Hymn Society conferences provide a crash course on singing in other languages. One hymn we sang this year was Pablo Sosa’s “Heaven Is Singing for Joy / El Cielo Canta Alegría,” which has a tongue-twisting set of elisions when done at proper upbeat tempo. We also sang in Japanese, Shona, Ikalahan (a Philippine dialect), and Cherokee, among other tongues. Some of these hymns are new to many of us; some are working their way into many denominations’ hymnals.
Our second plenary speaker this year was Dr. I-to Loh, an ethnomusicologist, hymnal editor, and a former seminary president. His talk, “Sound a Mystic Bamboo Song: Sounds & Images of Christ in Asian Hymns,” explored the contributions Asian cultures make to a global Christianity. Many of his examples were from “Sound the Bamboo,” a hymnal he edited for the Christian Conference of Asia. To prepare for this hymnal, he visited indigenous communities from Pakistan to Bali to record folk melodies. Many of these melodies were incorporated into the hymnal with Christian words, or inspired new compositions.
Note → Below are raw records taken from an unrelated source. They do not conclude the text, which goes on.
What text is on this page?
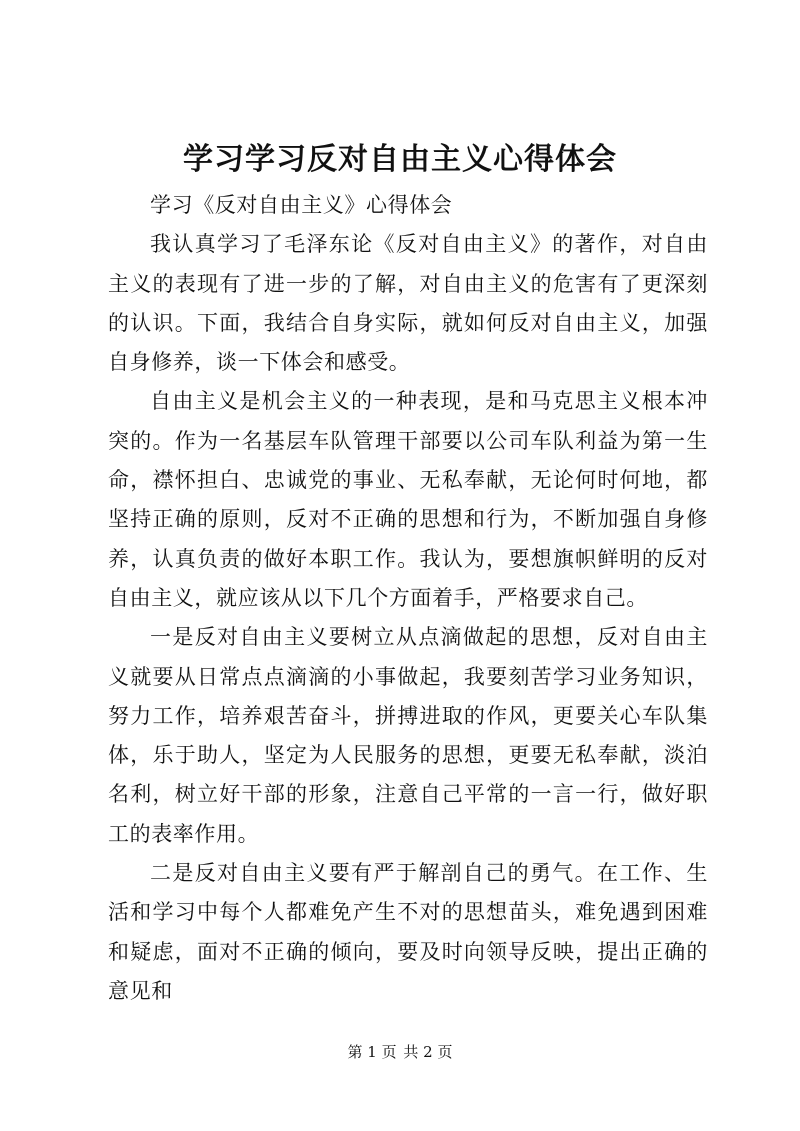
学习学习反对自由主义心得体会

学习《反对自由主义》心得体会

我认真学习了毛泽东论《反对自由主义》的著作，对自由主义的表现有了进一步的了解，对自由主义的危害有了更深刻的认识。下面，我结合自身实际，就如何反对自由主义，加强自身修养，谈一下体会和感受。

自由主义是机会主义的一种表现，是和马克思主义根本冲突的。作为一名基层车队管理干部要以公司车队利益为第一生命，襟怀担白、忠诚党的事业、无私奉献，无论何时何地，都坚持正确的原则，反对不正确的思想和行为，不断加强自身修养，认真负责的做好本职工作。我认为，要想旗帜鲜明的反对自由主义，就应该从以下几个方面着手，严格要求自己。

一是反对自由主义要树立从点滴做起的思想，反对自由主义就要从日常点点滴滴的小事做起，我要刻苦学习业务知识，努力工作，培养艰苦奋斗，拼搏进取的作风，更要关心车队集体，乐于助人，坚定为人民服务的思想，更要无私奉献，淡泊名利，树立好干部的形象，注意自己平常的一言一行，做好职工的表率作用。

二是反对自由主义要有严于解剖自己的勇气。在工作、生活和学习中每个人都难免产生不对的思想苗头，难免遇到困难和疑虑，面对不正确的倾向，要及时向领导反映，提出正确的意见和

第 1 页 共 2 页
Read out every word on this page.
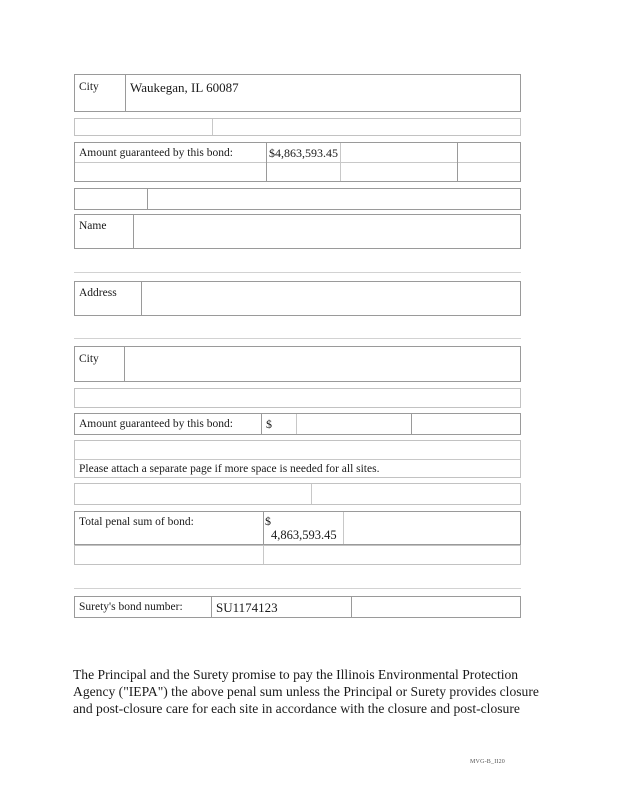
City Waukegan, IL 60087
Amount guaranteed by this bond:	$4,863,593.45
Name
Address
City
Amount guaranteed by this bond:	$
Please attach a separate page if more space is needed for all sites.
Total penal sum of bond:	$
4,863,593.45
Surety's bond number:	SU1174123
The Principal and the Surety promise to pay the Illinois Environmental Protection
Agency ("IEPA") the above penal sum unless the Principal or Surety provides closure
and post-closure care for each site in accordance with the closure and post-closure
MVG-B_II20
Dr. Loh reminded us that beauty is not universal. For example, Western 4-part harmony or “bel canto” singing would sound very strange in Indonesia or India, just as some Asian styles of singing and playing seem “out of tune” to Western ears. Similarly, he demonstrated how many aspects of music that Western Christians take for granted are not universal. While we used a piano for demonstration purposes, these hymns would often be accompanied by indigenous instruments — we heard a drum and a jaw harp. Instead of a regular meter, some hymns used additive rhythms — we sang Loh’s “Loving Spirit” in 7/8, 3+2+2. Instead of a Western tonality, hymns used scales not often used in the West, such as one based on a “gypsy mode.” And the imagery used was more meaningful to Asian cultures, such as “The Rice of Life from Heaven Came.”
One question Dr. Loh was asked — is it alright to take indigenous, non-Christian melodies and fit Christian words to them? In his response, Dr. Loh noted that this is something is something not limited to Christians, singing an altered Christian hymn he’d heard: “Buddha loves me, this I know…”
I think also of the response of Dr. Tinker, our previous plenary speaker, when addressing a similar question. He said that if people give you a song, then yes, you can (and perhaps even should) use it. But realize that it is changed — it is no longer the original piece that you heard. It takes on new meaning.